When did you move to New York City and how would you describe this period of your life?
«I moved to New York City in 1997. It was all very exciting and refreshing. I felt like I was in a different world. I quickly learned to always be prepared. »
What would you describe as your big break after moving to NYC?
«Being formally introduced to Ron Lawrence (Diddy, Brian Mcknight, LL Cool J, Notorious B.I.G. to name a few) by Awanda Booth (at the time she was an A&R Exec. at Relativity Records). Seven months later, in November 1997, I got a meeting with him and he heard some of my music. He told me he liked what he heard and that he wanted to hear more. I went back to Canada and worked on new material. In January of 1998, I was back with a DAT (Digital Audio Tape) that had 20 tracks. Working alongside him, I learned how to conduct myself as a businessman in the industry, how to step up my game and gain respect from others, therefore to me this was my big break. »
Steve Pageot worked with many artists along the years. In 1999, he produced ‘War Iz On’ for Krayzie Bone featuring Snoop Dogg, Kurrupt and Layzie Bone. The album went platinum. In 2003, he worked with the Queen of Soul, Aretha Franklin, as an engineer. His work with Aretha Franklin was recognized in 2004 with a Grammy award. Other artists he worked with either as a producer, engineer, musician (or all at the same time) are Planet Asia (Grand Opening), Eight Ball & MJG (Living Legends), New Edition (One Love), Bone Thugs-N-Harmony (Thug Stories), Talib Kweli (Eardrum).
Steve Pageot signed a deal with MTV in 2004 to make music for shows such as Run’s House, Rob & Big, When I was 17 and Fantasy Factory just to name a few. He made music for other networks like VH1 and ABC. He appeared four times as a guest judge on BET’s 106 & Park on the Freestyle Friday Segment.
More recently he was featured on his uncle’s album: “Les Voix d’Or du Compas” playing the flute on the song “Je t’aime mon amour”. Steve is currently working on tracks for Eminem.
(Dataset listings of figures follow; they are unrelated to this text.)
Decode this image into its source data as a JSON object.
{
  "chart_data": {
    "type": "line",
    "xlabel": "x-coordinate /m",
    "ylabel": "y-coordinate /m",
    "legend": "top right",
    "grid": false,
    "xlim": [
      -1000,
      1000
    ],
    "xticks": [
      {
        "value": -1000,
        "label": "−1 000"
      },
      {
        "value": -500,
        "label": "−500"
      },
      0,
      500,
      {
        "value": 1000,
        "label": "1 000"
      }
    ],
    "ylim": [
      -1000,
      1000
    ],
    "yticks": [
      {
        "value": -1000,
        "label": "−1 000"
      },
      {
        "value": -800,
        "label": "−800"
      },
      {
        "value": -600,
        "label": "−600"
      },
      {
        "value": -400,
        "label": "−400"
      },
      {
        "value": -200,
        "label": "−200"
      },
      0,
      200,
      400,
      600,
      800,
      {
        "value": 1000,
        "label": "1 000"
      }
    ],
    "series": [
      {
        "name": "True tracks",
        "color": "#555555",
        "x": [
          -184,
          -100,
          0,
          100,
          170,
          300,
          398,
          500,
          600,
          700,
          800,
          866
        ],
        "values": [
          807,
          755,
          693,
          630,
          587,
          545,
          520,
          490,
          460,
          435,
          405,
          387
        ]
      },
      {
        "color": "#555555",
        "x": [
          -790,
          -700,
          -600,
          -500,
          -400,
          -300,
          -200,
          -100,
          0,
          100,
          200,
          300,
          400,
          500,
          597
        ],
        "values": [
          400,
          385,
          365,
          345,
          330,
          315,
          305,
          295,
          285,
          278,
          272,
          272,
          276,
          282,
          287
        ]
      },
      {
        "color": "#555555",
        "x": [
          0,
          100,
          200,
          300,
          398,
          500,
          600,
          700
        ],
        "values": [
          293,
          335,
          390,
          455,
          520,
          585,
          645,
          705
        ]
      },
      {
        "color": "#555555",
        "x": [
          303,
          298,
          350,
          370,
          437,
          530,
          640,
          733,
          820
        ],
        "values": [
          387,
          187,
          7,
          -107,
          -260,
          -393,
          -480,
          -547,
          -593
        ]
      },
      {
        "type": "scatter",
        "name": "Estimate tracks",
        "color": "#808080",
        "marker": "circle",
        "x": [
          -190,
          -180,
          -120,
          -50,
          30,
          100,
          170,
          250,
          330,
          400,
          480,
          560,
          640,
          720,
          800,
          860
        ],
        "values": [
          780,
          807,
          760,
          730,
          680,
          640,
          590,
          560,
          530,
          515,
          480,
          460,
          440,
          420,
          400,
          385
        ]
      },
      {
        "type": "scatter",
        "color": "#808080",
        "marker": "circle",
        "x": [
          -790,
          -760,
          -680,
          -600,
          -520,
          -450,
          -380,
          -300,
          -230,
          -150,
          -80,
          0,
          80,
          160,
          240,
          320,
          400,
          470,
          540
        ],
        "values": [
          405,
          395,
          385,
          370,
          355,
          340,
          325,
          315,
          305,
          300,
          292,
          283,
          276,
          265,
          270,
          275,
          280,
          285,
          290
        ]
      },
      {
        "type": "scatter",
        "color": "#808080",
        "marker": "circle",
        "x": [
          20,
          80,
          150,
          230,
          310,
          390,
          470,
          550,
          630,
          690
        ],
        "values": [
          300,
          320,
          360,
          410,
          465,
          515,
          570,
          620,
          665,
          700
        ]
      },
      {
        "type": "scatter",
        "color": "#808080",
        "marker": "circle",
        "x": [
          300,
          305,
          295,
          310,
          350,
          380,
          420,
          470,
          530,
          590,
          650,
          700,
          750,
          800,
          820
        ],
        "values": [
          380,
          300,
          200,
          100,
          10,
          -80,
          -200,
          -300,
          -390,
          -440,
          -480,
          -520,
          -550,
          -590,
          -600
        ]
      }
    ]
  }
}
What is a typical day in the life of Steve Pageot?
«I wake up around 8 am, I pray and meditate, it is very important to maintain positive energy so I pray a lot. Around 9 am, I start networking on social medias, check my emails, Networking is essential in this business. In the early afternoon I go to meetings, then to the lab. At night, I party (laughs). Seriously, the night life is an important part of this industry, clubs are where you meet and greet. »
What are your favorite tools to work with?
«My Yamaha motif ES8, my AKG P820 Tube Microphone, Software synths from Arturia, my AKAI MPC 2000, as far as software for mixing: Lexicon’ s PCM Native Reverb Bundle, 6176 Pre Amp & Compressor by Universal Audio.»
What inspires you?
«It could basically be anything from a conversation, someone’s walk, my mood of the day. Most importantly I stay away from negative energy and surround myself with positivity. Creators have to create in a proper environment. »
What is your creative routine?
«I don’t have one per say but because my father’s bass playing influenced me I must have the right bass line to make people dance. Once the skeleton is created, I’ll add the other instruments.
Do you have any advice for someone wanting to come in the industry?
«My only advice would be to come prepared. In this era, there shouldn’t be a reason for anyone to sign a bad contract. Everything is on the internet, read about the business. There’s no place for naivety. »
Last thoughts about the current state of the music industry
«I feel like too many non musicians are involved in the business. People are lazy; it feels like people are pushing buttons instead of playing real music. There’s also a lack of originality.
You would think Steve Pageot would be content with the level he has reached in the industry but as you listen to the passion in his voice you can see that he is ready to go further, he does not get comfortable and always looks ahead.